I was really sad to hear about the layoffs and change of strategy at Ask. They were working really hard to do something different with search, and this can only help fuel the belief that search doesn’t need to change. I didn’t always like the end result, and I never switched to using them fulltime, but they were the only mainstream engine that was moving the technology forward.
I won’t go into the history behind their retreat, other people have already done better jobs than I ever could. Danny Sullivan has the best overall roundup, and Jonathan Salem Baskin did a prescient piece on their marketing problems back in January. What I’m interested in is where it leaves the alternative search engine industry?

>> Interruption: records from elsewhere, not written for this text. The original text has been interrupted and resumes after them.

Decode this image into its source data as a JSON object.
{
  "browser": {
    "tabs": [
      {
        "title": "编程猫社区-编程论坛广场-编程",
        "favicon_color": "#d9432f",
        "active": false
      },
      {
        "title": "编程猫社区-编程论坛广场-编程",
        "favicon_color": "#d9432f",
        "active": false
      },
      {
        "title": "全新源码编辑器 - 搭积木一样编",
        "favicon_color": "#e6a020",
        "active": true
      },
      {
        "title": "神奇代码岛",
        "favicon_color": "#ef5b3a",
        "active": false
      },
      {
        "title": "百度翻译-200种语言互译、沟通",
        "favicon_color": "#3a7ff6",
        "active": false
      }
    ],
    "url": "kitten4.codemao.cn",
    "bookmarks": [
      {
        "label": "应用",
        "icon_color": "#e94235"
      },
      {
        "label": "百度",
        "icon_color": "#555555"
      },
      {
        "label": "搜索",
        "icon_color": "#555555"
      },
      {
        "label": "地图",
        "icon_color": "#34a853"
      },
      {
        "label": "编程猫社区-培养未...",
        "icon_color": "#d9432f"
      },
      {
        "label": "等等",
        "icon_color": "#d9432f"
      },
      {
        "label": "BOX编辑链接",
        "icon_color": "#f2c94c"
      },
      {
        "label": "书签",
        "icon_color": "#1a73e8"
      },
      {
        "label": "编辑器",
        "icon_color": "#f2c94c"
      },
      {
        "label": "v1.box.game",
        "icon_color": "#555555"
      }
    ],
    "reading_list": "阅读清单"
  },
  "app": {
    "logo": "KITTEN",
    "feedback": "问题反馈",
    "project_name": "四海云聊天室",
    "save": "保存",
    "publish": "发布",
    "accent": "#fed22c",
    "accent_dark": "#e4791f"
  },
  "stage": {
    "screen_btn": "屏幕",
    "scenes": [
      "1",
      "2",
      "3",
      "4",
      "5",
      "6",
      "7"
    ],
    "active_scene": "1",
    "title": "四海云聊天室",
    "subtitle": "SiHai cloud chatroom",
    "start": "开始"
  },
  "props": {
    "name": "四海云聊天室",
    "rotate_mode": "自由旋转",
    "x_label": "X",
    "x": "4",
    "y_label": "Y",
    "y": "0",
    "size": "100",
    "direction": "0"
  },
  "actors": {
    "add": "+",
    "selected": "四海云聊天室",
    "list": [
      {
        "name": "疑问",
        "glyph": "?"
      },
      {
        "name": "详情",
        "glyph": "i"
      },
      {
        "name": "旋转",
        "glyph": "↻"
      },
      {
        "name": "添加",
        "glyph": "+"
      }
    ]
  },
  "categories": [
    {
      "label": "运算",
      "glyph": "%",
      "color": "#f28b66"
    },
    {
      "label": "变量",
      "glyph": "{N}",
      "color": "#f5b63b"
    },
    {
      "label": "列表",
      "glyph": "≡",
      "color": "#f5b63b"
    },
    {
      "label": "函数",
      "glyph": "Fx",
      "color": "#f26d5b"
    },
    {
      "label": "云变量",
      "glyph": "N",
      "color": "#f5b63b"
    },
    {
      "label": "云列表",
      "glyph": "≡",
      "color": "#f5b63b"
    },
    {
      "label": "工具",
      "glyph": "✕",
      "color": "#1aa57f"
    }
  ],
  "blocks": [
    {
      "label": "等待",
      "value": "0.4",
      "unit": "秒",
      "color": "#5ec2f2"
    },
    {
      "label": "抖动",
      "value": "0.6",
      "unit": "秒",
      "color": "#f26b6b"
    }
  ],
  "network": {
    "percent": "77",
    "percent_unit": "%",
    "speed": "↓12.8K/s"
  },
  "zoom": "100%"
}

Ask had some great advantages over a startup. They had a large group of existing users to test new ideas on. Their history and contacts helped them publicize their new technology, and if they achieved a breakthrough their user base would mean a lot of word-of-mouth buzz. They also had a massive marketing budget, though it ended up being spent in some strange ways. My hope was that they would succeed by either come up with a killer feature in-house, or combining with one of the promising startups. Showing that users really do want more out of search would then trigger a technology arms race with the big guys, and we’d all benefit from some progress forward.
Instead, any challenger to Google’s crown will now have to organically build a user base, gather contacts and marketing resources. I’m still confident that there is a better way to search than a flat list of links, but this removes one of the paths to proving that. I hope it doesn’t make the investment climate harder for those small horizontal search engines too.